No, no, I'm not going to share clever family recipes. Instead, it's time for another round of "meet-the-neighbors" in which we make ourselves stand out like sore thumbs, act awkward, and become thoroughly embarrassed. It's an art we've perfected.
See, Dwayne turned a year older and we were invited out to celebrate. Given his devotion to us as a neighbor and our genuine appreciation for the guy, along with the promise that we'd meet some new "neighbors," we gladly accepted the invitation. Also - free bbq. This is basically always incentive. In any situation.
We drove up to the given address which turned out to be a sprawling, gorgeous ranch even closer to the city than our place. Along the road sat an aging old farm house with vast porches amidst a cluster of live oak. Next to the house several trucks were lined up with varying types of bumper stickers - everywhere from the playboy bunny logo up to Honk 4 Jesus (this, actually, was on the same truck). Our shiny Honda Element seemed a bit out of place which caused an unrational, adolescent anxiety to take over and we broke into the bottles of beer brought for Dwayne for an instant jolt of courage. Dwayne met us as we climbed onto the wide porch and began ticking off the names of people we had to meet including the owner of the ranch where we stood. He also noted the ranch's 15 minutes of fame since it served as the backdrop for "Jake's hangin' scene in Lonesome Dove," he proudly proclaimed (If you know and love this miniseries you will probably gasp with excitement for no good reason, like I did).
While we stood with Dwayne, a series of gregarious individuals came by to offer birthday wishes, all of whom were introduced to us. Few of whom I remember. The scent of roasting meat, the beer, and Dwayne's constant stream of conversation overwhelmed me until a woman snapped me out of my stupor. This was the woman who had bravely saved our cow weeks ago, and she pushed a lovely gift bag into Dwayne's hands. He opened the bag to reveal a set of bright red, fuzzy handcuffs with a scantily clad woman pictured on the packaging. We all had a good laugh as Dwayne exclaimed that it was just what he wanted for his birthday. She and I then exchanged hellos and she talked to me about the vacation bible school her children were dutifully attending.
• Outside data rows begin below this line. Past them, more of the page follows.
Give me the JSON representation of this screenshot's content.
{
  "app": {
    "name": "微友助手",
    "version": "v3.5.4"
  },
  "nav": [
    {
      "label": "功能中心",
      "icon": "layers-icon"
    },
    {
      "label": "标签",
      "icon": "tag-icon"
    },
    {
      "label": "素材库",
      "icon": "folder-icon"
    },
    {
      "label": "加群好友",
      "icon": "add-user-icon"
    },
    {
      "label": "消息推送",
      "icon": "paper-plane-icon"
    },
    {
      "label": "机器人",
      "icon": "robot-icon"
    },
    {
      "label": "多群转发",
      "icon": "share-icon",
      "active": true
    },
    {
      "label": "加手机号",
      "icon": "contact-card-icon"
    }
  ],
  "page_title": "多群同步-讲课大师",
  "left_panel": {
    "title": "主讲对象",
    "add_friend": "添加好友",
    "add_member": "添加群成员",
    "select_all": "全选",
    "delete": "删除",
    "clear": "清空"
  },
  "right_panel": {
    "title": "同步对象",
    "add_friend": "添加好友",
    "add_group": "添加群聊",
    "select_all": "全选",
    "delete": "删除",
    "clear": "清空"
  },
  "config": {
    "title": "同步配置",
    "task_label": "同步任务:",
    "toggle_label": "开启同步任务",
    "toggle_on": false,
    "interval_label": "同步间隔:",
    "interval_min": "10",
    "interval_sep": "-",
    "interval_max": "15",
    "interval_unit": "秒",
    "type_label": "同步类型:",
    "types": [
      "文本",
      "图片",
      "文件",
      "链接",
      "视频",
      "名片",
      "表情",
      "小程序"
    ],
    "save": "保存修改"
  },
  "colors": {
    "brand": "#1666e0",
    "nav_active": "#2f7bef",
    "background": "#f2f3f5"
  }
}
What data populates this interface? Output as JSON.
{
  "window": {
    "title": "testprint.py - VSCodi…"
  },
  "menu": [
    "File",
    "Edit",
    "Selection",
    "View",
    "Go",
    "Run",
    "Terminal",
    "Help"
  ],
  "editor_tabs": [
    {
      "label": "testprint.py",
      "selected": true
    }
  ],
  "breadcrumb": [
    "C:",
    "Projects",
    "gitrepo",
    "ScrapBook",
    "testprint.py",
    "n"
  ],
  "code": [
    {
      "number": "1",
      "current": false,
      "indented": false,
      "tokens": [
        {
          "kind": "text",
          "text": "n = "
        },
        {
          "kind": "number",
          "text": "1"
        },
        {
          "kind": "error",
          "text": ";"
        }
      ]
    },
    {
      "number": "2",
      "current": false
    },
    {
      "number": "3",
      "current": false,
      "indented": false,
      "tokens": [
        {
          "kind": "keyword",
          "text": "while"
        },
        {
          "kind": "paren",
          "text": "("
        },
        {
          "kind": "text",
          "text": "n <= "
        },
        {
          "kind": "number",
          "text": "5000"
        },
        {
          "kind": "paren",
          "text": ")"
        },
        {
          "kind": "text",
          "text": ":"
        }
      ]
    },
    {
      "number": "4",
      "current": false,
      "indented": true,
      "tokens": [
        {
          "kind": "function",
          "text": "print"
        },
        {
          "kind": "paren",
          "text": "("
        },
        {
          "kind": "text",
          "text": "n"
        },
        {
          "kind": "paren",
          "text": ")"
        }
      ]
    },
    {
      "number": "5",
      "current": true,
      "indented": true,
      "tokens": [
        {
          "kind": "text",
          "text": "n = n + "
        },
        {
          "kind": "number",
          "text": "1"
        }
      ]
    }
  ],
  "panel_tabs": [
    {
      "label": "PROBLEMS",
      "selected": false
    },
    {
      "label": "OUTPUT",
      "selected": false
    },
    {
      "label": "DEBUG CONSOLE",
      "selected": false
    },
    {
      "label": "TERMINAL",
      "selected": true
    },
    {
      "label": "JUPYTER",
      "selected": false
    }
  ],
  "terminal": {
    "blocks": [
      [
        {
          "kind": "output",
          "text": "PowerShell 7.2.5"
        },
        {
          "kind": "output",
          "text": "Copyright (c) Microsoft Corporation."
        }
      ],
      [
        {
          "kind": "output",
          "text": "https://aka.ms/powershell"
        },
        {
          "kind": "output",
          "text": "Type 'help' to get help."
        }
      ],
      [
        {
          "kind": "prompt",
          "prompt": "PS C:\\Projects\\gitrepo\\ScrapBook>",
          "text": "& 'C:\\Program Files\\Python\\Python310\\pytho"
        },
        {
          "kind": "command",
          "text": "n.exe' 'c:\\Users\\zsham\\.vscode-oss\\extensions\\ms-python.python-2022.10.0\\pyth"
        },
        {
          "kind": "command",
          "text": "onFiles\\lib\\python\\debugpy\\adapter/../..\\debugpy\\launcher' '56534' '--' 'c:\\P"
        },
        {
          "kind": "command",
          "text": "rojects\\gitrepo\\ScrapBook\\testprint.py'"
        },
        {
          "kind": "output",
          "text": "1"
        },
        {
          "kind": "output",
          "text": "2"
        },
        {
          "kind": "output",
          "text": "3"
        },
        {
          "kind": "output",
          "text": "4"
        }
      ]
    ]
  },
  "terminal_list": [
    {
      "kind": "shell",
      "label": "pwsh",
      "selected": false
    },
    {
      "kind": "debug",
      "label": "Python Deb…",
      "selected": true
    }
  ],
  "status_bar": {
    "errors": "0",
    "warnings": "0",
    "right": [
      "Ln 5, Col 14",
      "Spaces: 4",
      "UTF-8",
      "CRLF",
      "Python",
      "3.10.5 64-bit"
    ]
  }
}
Vacation bible school and fuzzy handcuffs? Why not?
Jer and I were directed into the house for a look around (photos of Robert Urich and Robert Duvall hugging the ranch owner were tacked to the wall which elicited another squeal. I can't explain myself). We found the kitchen and helped ourselves to heaping plates of the bbq without realizing that dinner had not yet been served (oops). This embarrassment required more beer, and we bravely moved back onto the porch for covert people watching.
It's important to note here that there is nothing at all peculiar about this group of "neighbors." Rather, I'm just repeatedly struck by how much their ranching lifestyle sets them apart from people I interact with on a daily basis - yet all of these people live within a 20 miles radius of one another. How can we seem so different and yet lead lives so geographically connected?
But I guess the point is that the division between city and country here is distinct - as I'm sure it is everywhere. In the country, there are few pretenses and no room for anonymity. This is a refreshing change - for now - at least.
I was pondering these thoughts while munching on the most delicious beans I have ever tasted when a man we'd met previously (through Dwayne) strode up beside Jer. "Well hey you all! Did you see Dee-you-wayne's handcuffs? That boy......" and he trailed off when he noticed what was stuck to my fork. "Girl - you like dem beans I made?" I enthusiastically replied that yes yes I loved the beans and quickly requested the recipe. "The recipe? Well...(scratching head)...I cain't give you anything exact but you got to kill yourself a medium sized wild hog, smoke its shoulder and toss it in with some water, beans, and onion." (At this point I was forcing myself to chew the shred of tough meat I just noticed in my mouth. Now identified as wild hog. Spiky haired, stinking, tusked, wild hog) "OH!" he shouted, "and some salt. Cain't have your beans without some salt - adds that special flavor!" I choked down the bite and forced a weak smile, "Oh, haha! Salt! The secret ingredient!" Of course, I was thinking that the secret ingredient was actually the hog. And wished that it had remained a secret. He patted my back and sauntered off towards an industrial sized smoker, opened the top, and revealed yet another hog on a spit. Turns out he killed himself two wild hogs. We decided not to stick around for a sampling of the smoking meat and said our goodbyes.
In the end we met five new neighbors (the closest residing ten miles from our land), received three offers to drink beer, and ate our first plate of hog 'n beans. All in all - an excellent Thursday evening.